Mereka juga suka sekali pada kekerasan, baik sebagai pelaku
ataupun sekedar menjadi penonton. Setiap hari peristiwa kekerasan dapat mereka
saksikan di mana saja. Di televisi, koran, majalah maupun dalam kehidupan real.
Orang di sana bisa saling menghunus parang hanya karena sebatang singkong saja
atau demi alasan yang lebih besar lagi : SARA. Peristiwa-peristiwa yang dulu
hanya ada dalam fiksi, kini hadir nyata di kehidupan sehari-hari. Imajinasi
kita jadi terasa begitu miskin dibanding kenyataan di sekitar kita. Khayal
memang tak terduga, tapi kenyataan kian tak dinyana.
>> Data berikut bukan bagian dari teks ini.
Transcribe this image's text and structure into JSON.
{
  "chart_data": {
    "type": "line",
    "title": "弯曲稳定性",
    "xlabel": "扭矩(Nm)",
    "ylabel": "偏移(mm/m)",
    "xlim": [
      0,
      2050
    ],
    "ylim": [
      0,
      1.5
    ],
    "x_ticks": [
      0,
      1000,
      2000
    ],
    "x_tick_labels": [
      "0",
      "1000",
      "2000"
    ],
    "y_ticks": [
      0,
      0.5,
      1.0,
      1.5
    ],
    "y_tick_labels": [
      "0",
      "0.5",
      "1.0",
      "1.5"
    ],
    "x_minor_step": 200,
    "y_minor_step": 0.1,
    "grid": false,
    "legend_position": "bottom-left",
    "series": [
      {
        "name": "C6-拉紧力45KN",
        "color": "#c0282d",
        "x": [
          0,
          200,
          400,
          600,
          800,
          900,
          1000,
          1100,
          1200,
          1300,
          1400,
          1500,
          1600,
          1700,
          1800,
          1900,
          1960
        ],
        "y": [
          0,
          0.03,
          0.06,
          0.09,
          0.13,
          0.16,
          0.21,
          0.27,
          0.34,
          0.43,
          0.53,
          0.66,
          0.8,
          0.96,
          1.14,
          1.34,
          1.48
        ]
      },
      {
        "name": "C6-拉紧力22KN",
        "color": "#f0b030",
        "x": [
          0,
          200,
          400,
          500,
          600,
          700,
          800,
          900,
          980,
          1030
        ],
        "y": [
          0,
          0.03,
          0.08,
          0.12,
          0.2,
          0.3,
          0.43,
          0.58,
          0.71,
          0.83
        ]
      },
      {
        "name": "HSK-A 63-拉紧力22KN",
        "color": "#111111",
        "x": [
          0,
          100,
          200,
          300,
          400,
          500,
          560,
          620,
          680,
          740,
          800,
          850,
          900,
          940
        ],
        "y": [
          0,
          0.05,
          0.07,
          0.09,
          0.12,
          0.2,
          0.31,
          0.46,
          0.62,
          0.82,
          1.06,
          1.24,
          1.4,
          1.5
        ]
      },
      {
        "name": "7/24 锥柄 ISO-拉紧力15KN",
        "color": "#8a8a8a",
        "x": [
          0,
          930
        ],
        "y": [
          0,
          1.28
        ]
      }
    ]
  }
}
Pengarang pasti keok dan
terseok fantasinya, tunduk malu pada kreativitas dunia keseharian (Senja Buram,
Daging di Mulutnya hal 43)
Kira-kira itulah yang berhasil saya tangkap dari cerpen-cerpen
Radhar di buku ini selain juga soal cinta. Cinta romantis yang perlahan-lahan
berubah getir setelah perkawinan (Sepi pun Menari di Tepi Hari dan Benarkah
Duri Bisa Melukai?). Tema-tema sosial mendominasi keseluruhan - empat belas -
cerpen yang ada. Sebagian ia tulis semasa tinggal di Prancis. Cerpen-cerpen ini
pernah dimuat di berbagai koran (Kompas, Media Indonesia, Republika, Suara
Pembaruan, dan Jawa Pos). Cerpen Sepi pun Menari di Tepi Hari mendapat
penghargaan sebagai cerpen terbaik Kompas 2003 (saya suka ending cerpen ini :
dramatis!)
Dari keempatbelas cerpennya, saya paling suka Senja Buram, Daging
di Mulutnya. Membacanya, saya merasakan sensasi terteror oleh horor yang
dihadirkannya. Radhar mengritik tayangan kekerasan di televisi yang meracuni
pemirsa, terutama kanak-kanak. Betapa kini kita tak lagi berjarak dengan
kekerasan itu. Kekerasan bagai menu sehari-hari di meja makan kita. Kita tak
lagi terkejut mendengar berita seorang ayah membunuh anak kandungnya, misalnya.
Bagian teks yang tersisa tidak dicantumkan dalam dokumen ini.